Wir leben in einer immer komplexer werden den Welt, alles wird kleinteiliger, ambivalenter und unkontrollierbarer. Nun wäre es einfach zu behaupten, dass dieser Duft uns in eine simplere Zeit zurück versetzt, in der alles scheinbar noch gut war. Das tut der Duft auch. Aber es gibt noch eine Komponente, die Pour Homme so unbeschreiblich hypnotisch macht.

Für mich hat der Duft eine moderne, die Vergangenheit transzendierende Komplexität. Altes, Neues, Luft, Erde, Reinheit, Tiefe, Hoffnung und Zielstrebigkeit…

Unsere Welt IST nun mal komplex und ambivalent, die Frage ist nur, ob wir uns selbst zutrauen, mit dieser Komplexität und Ambivalenz umzugehen. Und Pour Homme ist ein lautes, sicheres, entschiedenes „JA!“ auf diese Frage, gerufen aus der Vergangenheit, aber gehört im Jetzt.

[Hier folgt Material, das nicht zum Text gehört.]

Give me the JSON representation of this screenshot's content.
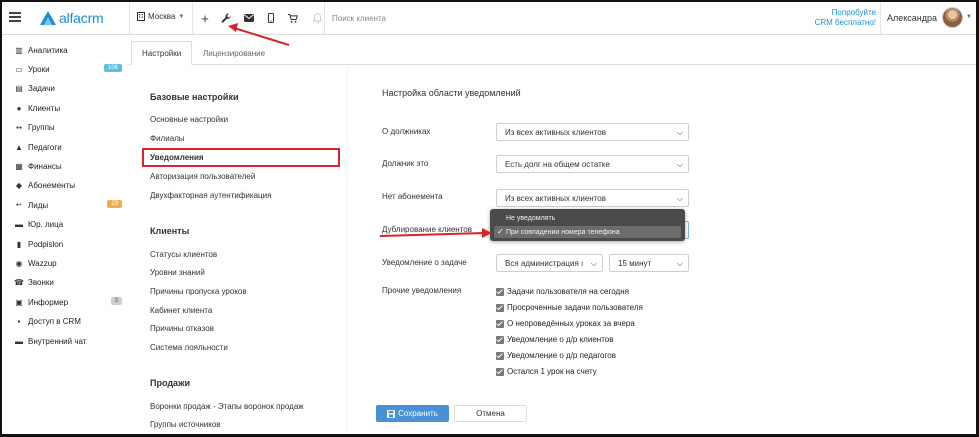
{
  "header": {
    "logo_text": "alfacrm",
    "city": "Москва",
    "search_placeholder": "Поиск клиента",
    "promo": [
      "Попробуйте",
      "CRM бесплатно!"
    ],
    "user_name": "Александра"
  },
  "sidebar": {
    "items": [
      {
        "label": "Аналитика",
        "icon": "chart-icon"
      },
      {
        "label": "Уроки",
        "icon": "calendar-icon",
        "badge": "106"
      },
      {
        "label": "Задачи",
        "icon": "task-icon"
      },
      {
        "label": "Клиенты",
        "icon": "user-icon"
      },
      {
        "label": "Группы",
        "icon": "group-icon"
      },
      {
        "label": "Педагоги",
        "icon": "graduation-icon"
      },
      {
        "label": "Финансы",
        "icon": "money-icon"
      },
      {
        "label": "Абонементы",
        "icon": "tag-icon"
      },
      {
        "label": "Лиды",
        "icon": "user-plus-icon",
        "badge": "23"
      },
      {
        "label": "Юр. лица",
        "icon": "briefcase-icon"
      },
      {
        "label": "Podpislon",
        "icon": "document-icon"
      },
      {
        "label": "Wazzup",
        "icon": "whatsapp-icon"
      },
      {
        "label": "Звонки",
        "icon": "phone-icon"
      },
      {
        "label": "Информер",
        "icon": "informer-icon",
        "badge": "3"
      },
      {
        "label": "Доступ в CRM",
        "icon": "lock-icon"
      },
      {
        "label": "Внутренний чат",
        "icon": "chat-icon"
      }
    ]
  },
  "tabs": [
    {
      "label": "Настройки",
      "active": true
    },
    {
      "label": "Лицензирование",
      "active": false
    }
  ],
  "settings_menu": {
    "sections": [
      {
        "title": "Базовые настройки",
        "items": [
          "Основные настройки",
          "Филиалы",
          "Уведомления",
          "Авторизация пользователей",
          "Двухфакторная аутентификация"
        ]
      },
      {
        "title": "Клиенты",
        "items": [
          "Статусы клиентов",
          "Уровни знаний",
          "Причины пропуска уроков",
          "Кабинет клиента",
          "Причины отказов",
          "Система лояльности"
        ]
      },
      {
        "title": "Продажи",
        "items": [
          "Воронки продаж - Этапы воронок продаж",
          "Группы источников"
        ]
      }
    ]
  },
  "notifications": {
    "title": "Настройка области уведомлений",
    "fields": [
      {
        "label": "О должниках",
        "value": "Из всех активных клиентов"
      },
      {
        "label": "Должник это",
        "value": "Есть долг на общем остатке"
      },
      {
        "label": "Нет абонемента",
        "value": "Из всех активных клиентов"
      },
      {
        "label": "Дублирование клиентов",
        "value": "При совпадении номера телефона"
      }
    ],
    "duplicate_options": [
      "Не уведомлять",
      "При совпадении номера телефона"
    ],
    "task_label": "Уведомление о задаче",
    "task_value_1": "Вся администрация ı",
    "task_value_2": "15 минут",
    "other_label": "Прочие уведомления",
    "checkboxes": [
      "Задачи пользователя на сегодня",
      "Просроченные задачи пользователя",
      "О непроведённых уроках за вчера",
      "Уведомление о д/р клиентов",
      "Уведомление о д/р педагогов",
      "Остался 1 урок на счету"
    ],
    "save_label": "Сохранить",
    "cancel_label": "Отмена"
  },
  "colors": {
    "accent": "#1a8fd8",
    "badge_blue": "#5bc0de",
    "badge_orange": "#f0ad4e",
    "badge_gray": "#cfcfcf",
    "annotation_red": "#d9232d"
  }
}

Aus linearer Zeit macht dieser Duft einen Kreis - und stellt uns in die Mitte. Statt mich einfach nur in eine kindlich-naive Zeit zurückzuversetzen gibt mir der Duft vielmehr die Sicherheit, dass ich die Probleme meiner Zeit meistern werde - so, wie es die Generationen vor mir auch geschafft haben. Ich glaube es ist die Bewunderung für unsere Mentoren, die aus uns spricht, wenn wir sagen, dass dieser Duft uns an unsere Väter und Großväter erinnert. Aber es ist die saubere, klare, eindeutige Kraft, die der Duft im Jetzt entfesselt, die ihn so besonders macht. Er weckt in mir das Selbstbewusstsein und die Sicherheit auf den Schultern dieser Riesen zu stehen, mich der Welt zu stellen, und die Zukunft zu formen.

Pour Homme ist markant, besonders und optimistisch. Die Hoffnung, die er gibt, ist begründet in der Vergangenheit. Und das macht den Duft so unglaublich kraftvoll.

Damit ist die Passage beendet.